The first and 5th terms of an exponential sequence are 16 and 9 respectively. Find the 7th terms of the sum of the first 7 terms

from your data:

a = 16
ar^4 = 9

16r^4 = 9
r^4 = 9/16
r^2 = ± 3/4 , but assuming r is real, r^2 = 3/4
r = ±√3 / 2

if a = 16, r = √3/2
term(7) = ar^6 = ar^2 r^4 = 16(3/4)(9/16) = 27/4

sum(7) = a(r^7 - 1)/(r-1) = a(r^6 + r^5 + r^4 + r^3 + r^2 + r + 1)

= .. you do some of this stuff

Well, it seems like you're multiplying and adding terms. Have you tried using comedy to solve math problems before? Let's give it a shot!

To find the 7th term of the sum of the first 7 terms, we'll need to do a little math dance.

The exponential sequence can be written as aₙ = a₁ * r^(n-1), where aₙ represents the nth term, a₁ is the first term, and r is the common ratio.

So, we know that the first term (a₁) is 16, and the fifth term (a₅) is 9. Let's use that information to find the common ratio (r), shall we?

a₅ = 16 * r^(5-1)
9 = 16 * r^4

Now, divide both sides by 16 to solve for r.
9/16 = r^4

Now, take the fourth root of both sides.
∛(9/16) = r

So, we now have the value of r! Let's use that information to find the seventh term (a₇), and make it laugh along the way!

a₇ = a₁ * r^(7-1)
a₇ = 16 * (∛(9/16))^(6)

And there you have it! Plug that expression into a calculator and you'll have your answer—hopefully with a chuckle or two along the way.

To find the sum of the first 7 terms of an exponential sequence, we need to know the common ratio (r).

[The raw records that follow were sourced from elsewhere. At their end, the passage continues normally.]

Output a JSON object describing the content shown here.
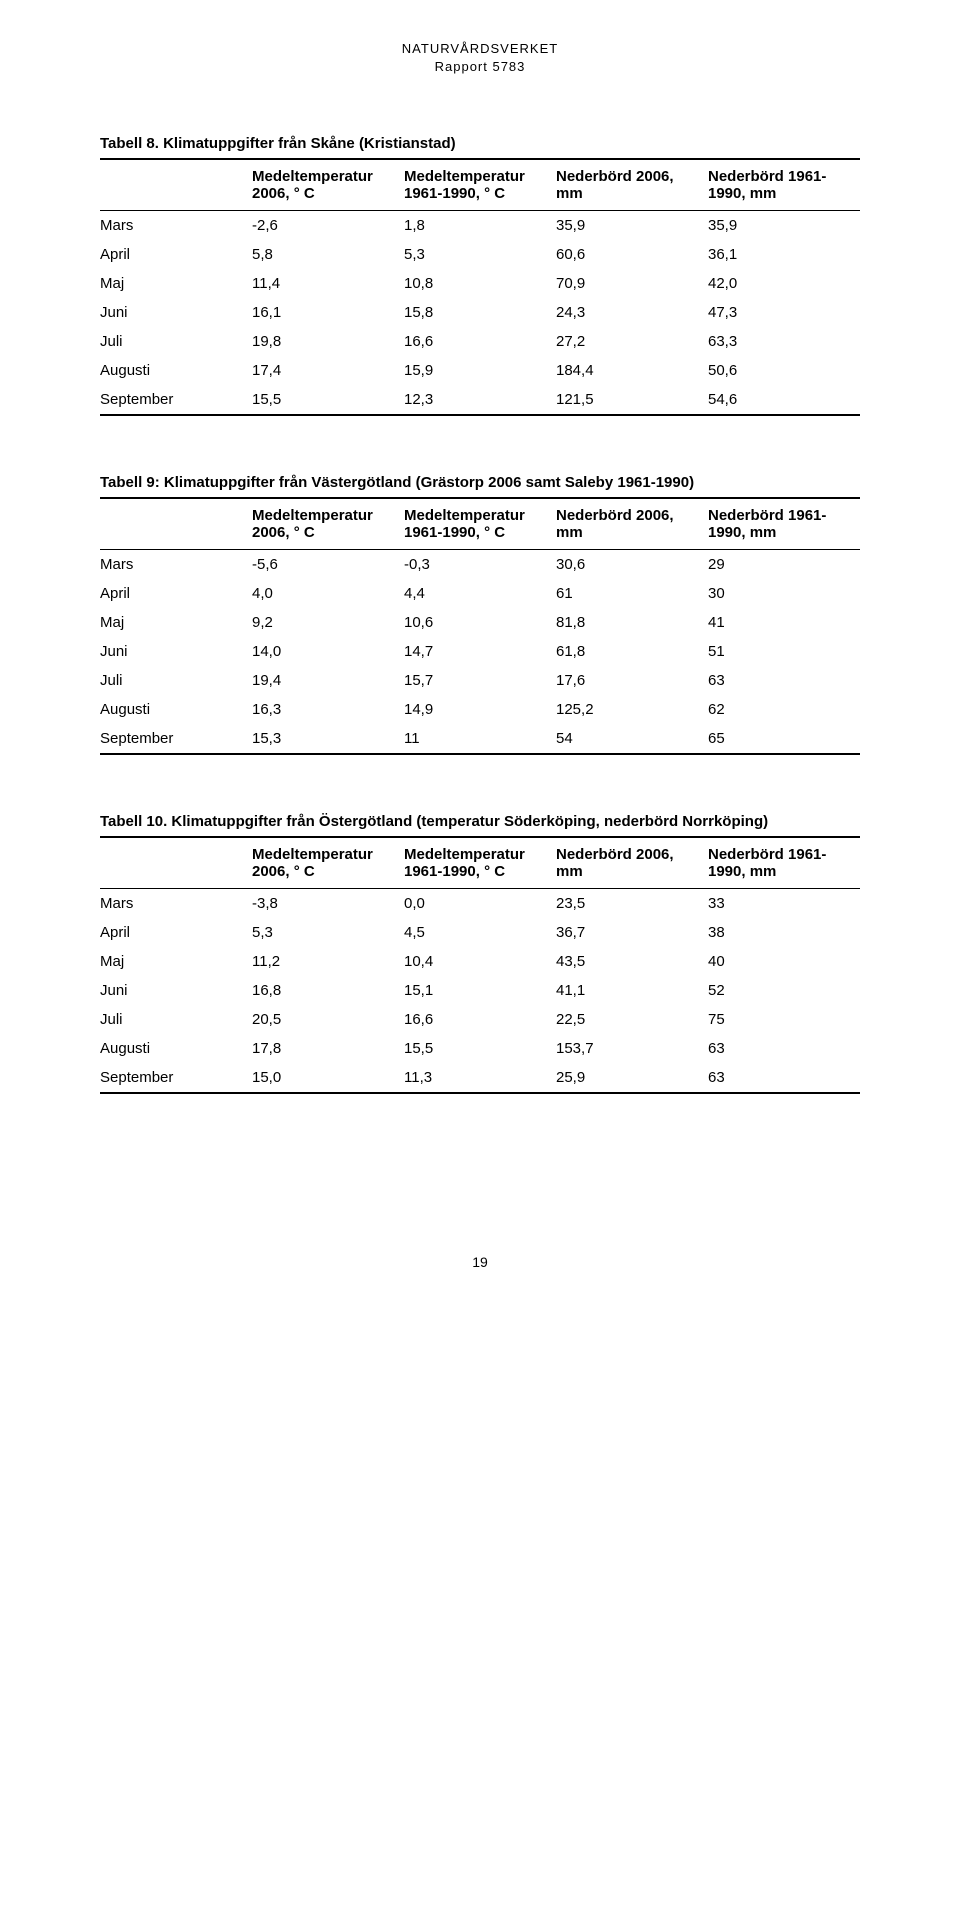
{
  "header": {
    "org": "NATURVÅRDSVERKET",
    "sub": "Rapport 5783"
  },
  "columns": {
    "month": "",
    "c0": "Medeltemperatur 2006, ° C",
    "c1": "Medeltemperatur 1961-1990, ° C",
    "c2": "Nederbörd 2006, mm",
    "c3": "Nederbörd 1961-1990, mm"
  },
  "tables": [
    {
      "caption": "Tabell 8. Klimatuppgifter från Skåne (Kristianstad)",
      "rows": [
        [
          "Mars",
          "-2,6",
          "1,8",
          "35,9",
          "35,9"
        ],
        [
          "April",
          "5,8",
          "5,3",
          "60,6",
          "36,1"
        ],
        [
          "Maj",
          "11,4",
          "10,8",
          "70,9",
          "42,0"
        ],
        [
          "Juni",
          "16,1",
          "15,8",
          "24,3",
          "47,3"
        ],
        [
          "Juli",
          "19,8",
          "16,6",
          "27,2",
          "63,3"
        ],
        [
          "Augusti",
          "17,4",
          "15,9",
          "184,4",
          "50,6"
        ],
        [
          "September",
          "15,5",
          "12,3",
          "121,5",
          "54,6"
        ]
      ]
    },
    {
      "caption": "Tabell 9: Klimatuppgifter från Västergötland (Grästorp 2006 samt Saleby 1961-1990)",
      "rows": [
        [
          "Mars",
          "-5,6",
          "-0,3",
          "30,6",
          "29"
        ],
        [
          "April",
          "4,0",
          "4,4",
          "61",
          "30"
        ],
        [
          "Maj",
          "9,2",
          "10,6",
          "81,8",
          "41"
        ],
        [
          "Juni",
          "14,0",
          "14,7",
          "61,8",
          "51"
        ],
        [
          "Juli",
          "19,4",
          "15,7",
          "17,6",
          "63"
        ],
        [
          "Augusti",
          "16,3",
          "14,9",
          "125,2",
          "62"
        ],
        [
          "September",
          "15,3",
          "11",
          "54",
          "65"
        ]
      ]
    },
    {
      "caption": "Tabell 10. Klimatuppgifter från Östergötland (temperatur Söderköping, nederbörd Norrköping)",
      "rows": [
        [
          "Mars",
          "-3,8",
          "0,0",
          "23,5",
          "33"
        ],
        [
          "April",
          "5,3",
          "4,5",
          "36,7",
          "38"
        ],
        [
          "Maj",
          "11,2",
          "10,4",
          "43,5",
          "40"
        ],
        [
          "Juni",
          "16,8",
          "15,1",
          "41,1",
          "52"
        ],
        [
          "Juli",
          "20,5",
          "16,6",
          "22,5",
          "75"
        ],
        [
          "Augusti",
          "17,8",
          "15,5",
          "153,7",
          "63"
        ],
        [
          "September",
          "15,0",
          "11,3",
          "25,9",
          "63"
        ]
      ]
    }
  ],
  "pagenum": "19"
}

However, since the first and fifth terms are given, we can use them to find the common ratio.

The formula for the nth term of an exponential sequence is:

an = a * r^(n-1)

Where:
an = the nth term
a = the first term
r = the common ratio
n = the term number

Given that the first term (a) is 16 and the fifth term (a5) is 9, we can create two equations:

16 = a * r^(1-1) = a * r^0 = a
9 = a * r^(5-1) = a * r^4

From the first equation, we know that a = 16. We can substitute this value into the second equation:

9 = 16 * r^4

Now we can solve this equation for the common ratio (r):

r^4 = 9 / 16

Taking the fourth root of both sides:

r = (9 / 16)^(1/4)

r ≈ 0.8216

Now that we know the common ratio (r ≈ 0.8216), we can find the seventh term of the sum of the first 7 terms by substituting the values into the formula:

a7 = a * r^(7-1) = a * r^6

Substituting a = 16 and r ≈ 0.8216:

a7 = 16 * (0.8216)^6

Calculating this, we find:

a7 ≈ 6.63 (rounded to two decimal places)

Therefore, the seventh term of the sum of the first 7 terms is approximately 6.63.

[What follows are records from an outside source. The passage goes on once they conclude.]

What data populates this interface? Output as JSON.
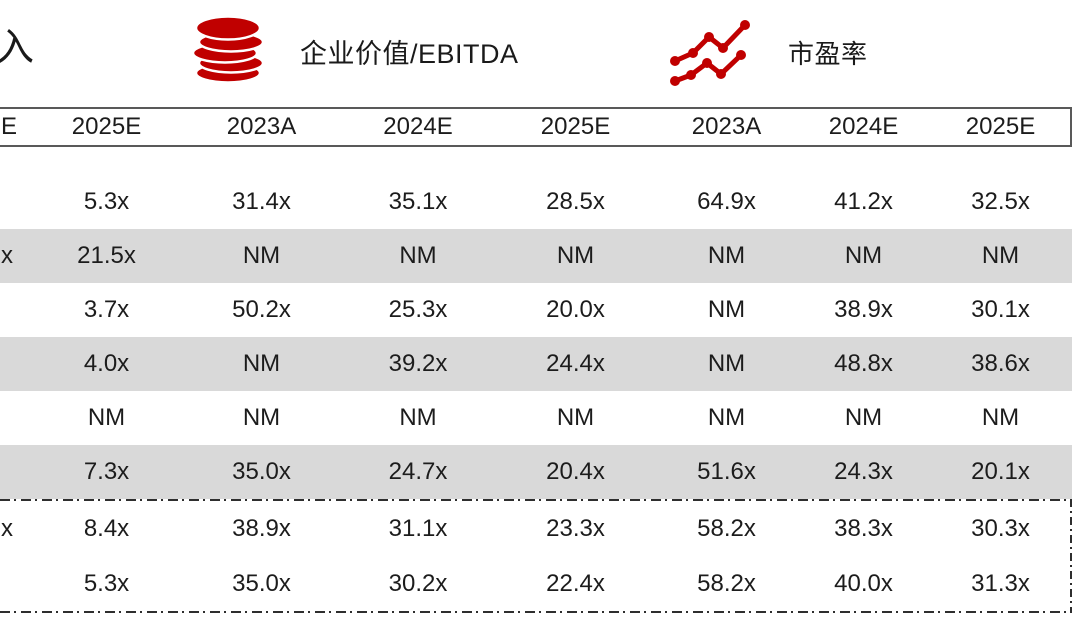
{
  "legend": {
    "partial_item_label": "入",
    "items": [
      {
        "icon": "coins-icon",
        "label": "企业价值/EBITDA"
      },
      {
        "icon": "trend-lines-icon",
        "label": "市盈率"
      }
    ]
  },
  "table": {
    "headers": [
      "E",
      "2025E",
      "2023A",
      "2024E",
      "2025E",
      "2023A",
      "2024E",
      "2025E"
    ],
    "rows": [
      {
        "shaded": false,
        "cells": [
          "",
          "5.3x",
          "31.4x",
          "35.1x",
          "28.5x",
          "64.9x",
          "41.2x",
          "32.5x"
        ]
      },
      {
        "shaded": true,
        "cells": [
          "x",
          "21.5x",
          "NM",
          "NM",
          "NM",
          "NM",
          "NM",
          "NM"
        ]
      },
      {
        "shaded": false,
        "cells": [
          "",
          "3.7x",
          "50.2x",
          "25.3x",
          "20.0x",
          "NM",
          "38.9x",
          "30.1x"
        ]
      },
      {
        "shaded": true,
        "cells": [
          "",
          "4.0x",
          "NM",
          "39.2x",
          "24.4x",
          "NM",
          "48.8x",
          "38.6x"
        ]
      },
      {
        "shaded": false,
        "cells": [
          "",
          "NM",
          "NM",
          "NM",
          "NM",
          "NM",
          "NM",
          "NM"
        ]
      },
      {
        "shaded": true,
        "cells": [
          "",
          "7.3x",
          "35.0x",
          "24.7x",
          "20.4x",
          "51.6x",
          "24.3x",
          "20.1x"
        ]
      }
    ],
    "summary_rows": [
      {
        "shaded": false,
        "cells": [
          "x",
          "8.4x",
          "38.9x",
          "31.1x",
          "23.3x",
          "58.2x",
          "38.3x",
          "30.3x"
        ]
      },
      {
        "shaded": false,
        "cells": [
          "",
          "5.3x",
          "35.0x",
          "30.2x",
          "22.4x",
          "58.2x",
          "40.0x",
          "31.3x"
        ]
      }
    ]
  },
  "colors": {
    "accent_red": "#C00000",
    "shaded_row": "#D9D9D9"
  }
}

To find the 7th term of the sum of the first 7 terms of an exponential sequence, we need to find the common ratio of the sequence first.

The terms of an exponential sequence can be written in the form:

a_n = a_1 * r^(n-1)

where a_n is the nth term, a_1 is the first term, r is the common ratio, and n is the position of the term in the sequence.

Given that the first term (a_1) is 16 and the 5th term is 9, we can set up two equations using the formula above:

16 = a_1 * r^(1-1) => 16 = a_1
9 = a_1 * r^(5-1) => 9 = 16 * r^4

From the first equation, we have a_1 = 16. Substituting this into the second equation:

9 = 16 * r^4

Dividing both sides by 16:

9/16 = r^4

Now we can find the value of r by taking the fourth root of both sides:

(r^4)^(1/4) = (9/16)^(1/4)

Simplifying:

r = (9/16)^(1/4)

Using a calculator, we find that r is approximately 0.842

Now we can find the 7th term of the sum of the first 7 terms. The sum of the first n terms of an exponential sequence can be found using the formula:

S_n = a_1 * (1 - r^n) / (1 - r)

where S_n is the sum of the first n terms.

For n = 7, a_1 = 16, and r = 0.842, we can substitute these values into the formula to find S_7:

S_7 = 16 * (1 - 0.842^7) / (1 - 0.842)

Calculating this expression, we find that S_7 is approximately 58.095.

Therefore, the 7th term of the sum of the first 7 terms is approximately 58.095.